Pros of working at 85% capacity:
1. Reduced risk of burnout and exhaustion: Working at a slightly lower capacity allows individuals to maintain a better work-life balance and avoid the detrimental effects of overworking.
2. Increased focus and productivity: By setting realistic goals and distributing workload effectively, employees can concentrate better on tasks at hand and complete them with higher quality.
3. Improved mental and physical well-being: Allowing oneself to work at a sustainable pace promotes better overall health, reduces stress levels, and fosters a healthier work environment.
4. Enhanced creativity and innovation: Having more time and mental space can lead to fresh perspectives, new ideas, and innovative problem-solving approaches.
5. Better time management: Working at 85% capacity encourages prioritization and efficient use of time, leading to better time management skills and reduced procrastination.
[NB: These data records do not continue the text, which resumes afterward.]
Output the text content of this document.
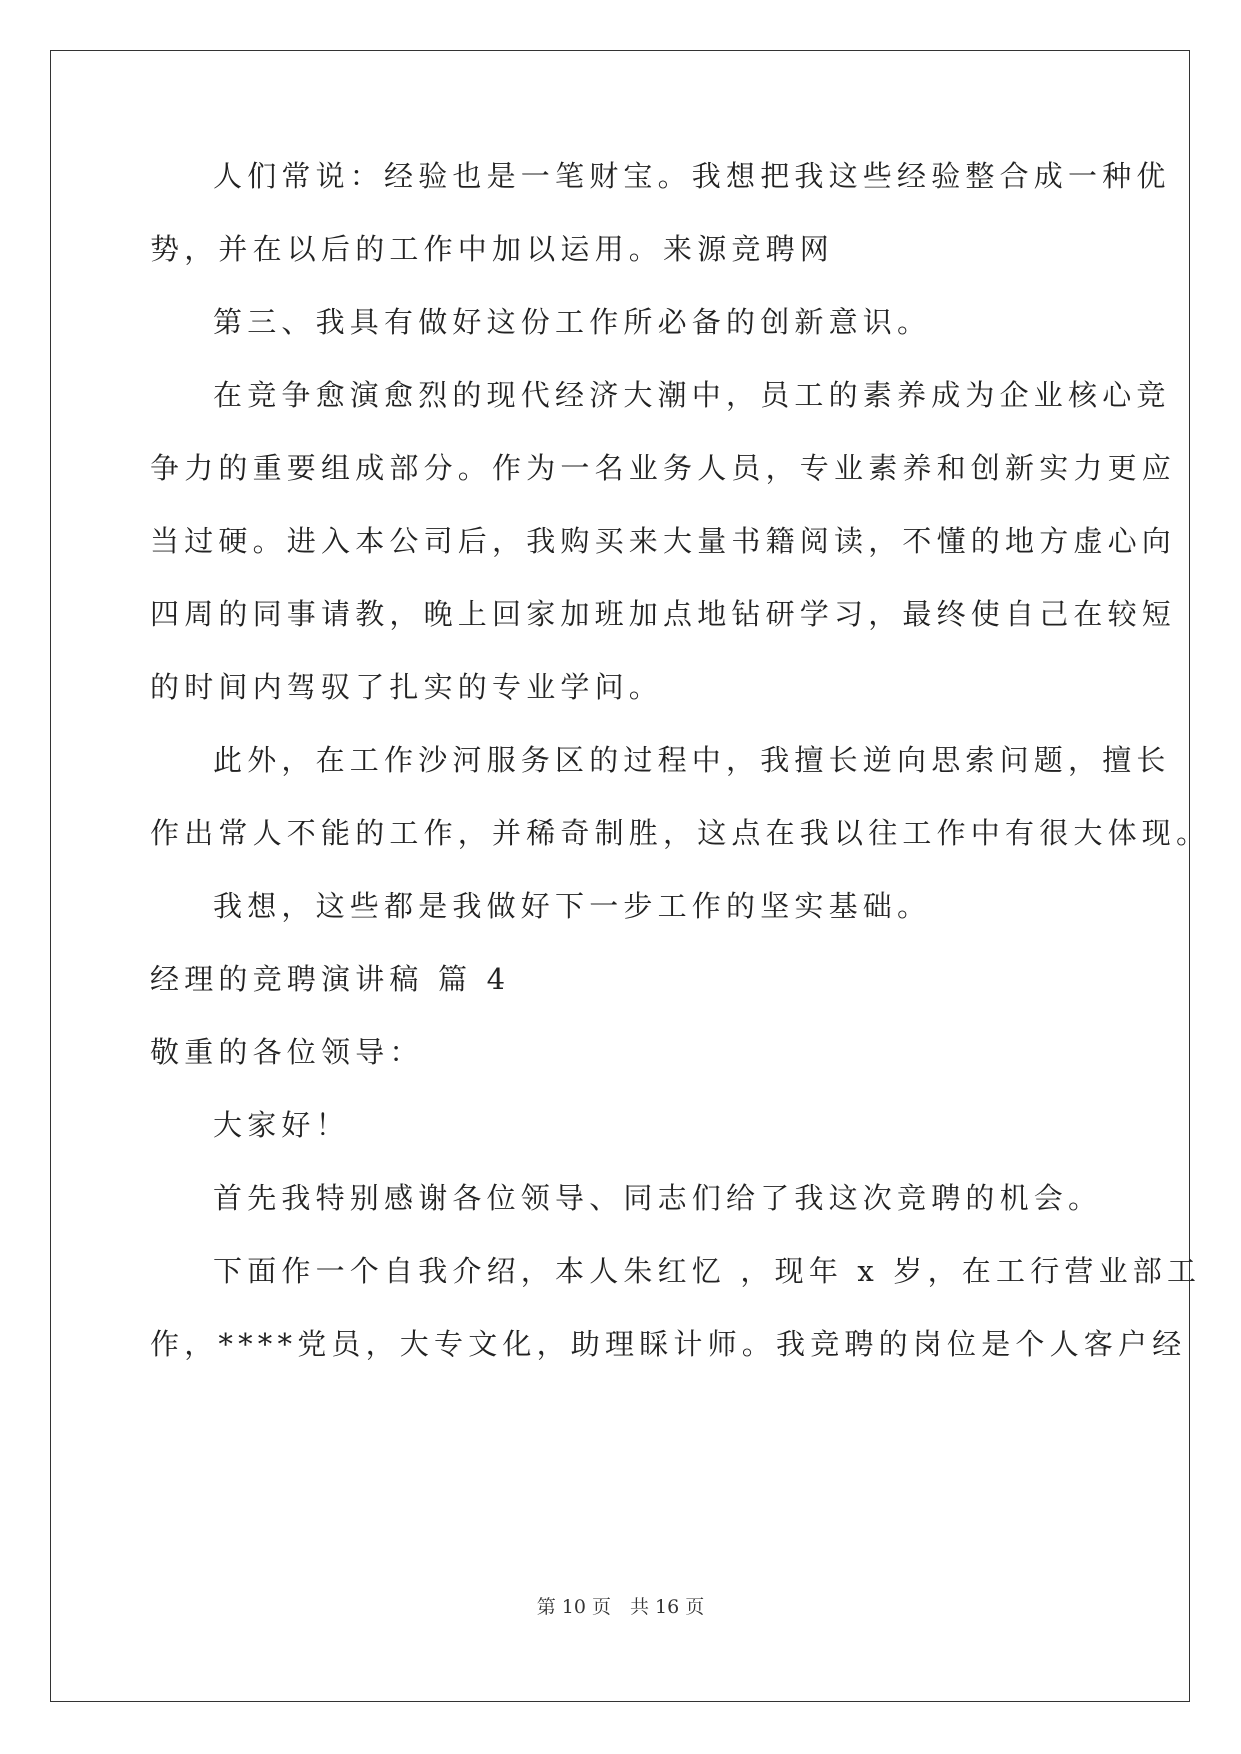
人们常说：经验也是一笔财宝。我想把我这些经验整合成一种优
势，并在以后的工作中加以运用。来源竞聘网
第三、我具有做好这份工作所必备的创新意识。
在竞争愈演愈烈的现代经济大潮中，员工的素养成为企业核心竞
争力的重要组成部分。作为一名业务人员，专业素养和创新实力更应
当过硬。进入本公司后，我购买来大量书籍阅读，不懂的地方虚心向
四周的同事请教，晚上回家加班加点地钻研学习，最终使自己在较短
的时间内驾驭了扎实的专业学问。
此外，在工作沙河服务区的过程中，我擅长逆向思索问题，擅长
作出常人不能的工作，并稀奇制胜，这点在我以往工作中有很大体现。
我想，这些都是我做好下一步工作的坚实基础。
经理的竞聘演讲稿 篇 4
敬重的各位领导：
大家好！
首先我特别感谢各位领导、同志们给了我这次竞聘的机会。
下面作一个自我介绍，本人朱红忆 ，现年 x 岁，在工行营业部工
作，****党员，大专文化，助理睬计师。我竞聘的岗位是个人客户经
第 10 页　共 16 页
Cons of working at 85% capacity:
1. Potential decrease in output: Working at a reduced effort may result in slightly lower productivity levels, which can affect task completion and overall output.
2. Perception of decreased commitment: Others may perceive working at lower capacity as a lack of dedication or disinterest, potentially impacting professional relationships or career advancement opportunities.
3. Unrealized potential: By not pushing oneself to the maximum, there might be missed opportunities for personal and professional growth and development.
4. Pressure to meet expectations: If colleagues or supervisors are accustomed to a higher output, working at 85% capacity may create pressure to meet their expectations, leading to stress or a feeling of underachievement.
5. Need for effective communication: To avoid misunderstandings or misconceptions, it is important to communicate clearly with others about the choice to work at reduced capacity and ensure open dialogue regarding workload distribution.

Please note that the decision of whether or not working at 85% capacity is sustainable depends on individual circumstances, work requirements, and personal preferences.


The pandemic, job insecurity, and mass layoffs have worsened burnout in high achievers, highlighting a previously unspoken concern for employee well-being.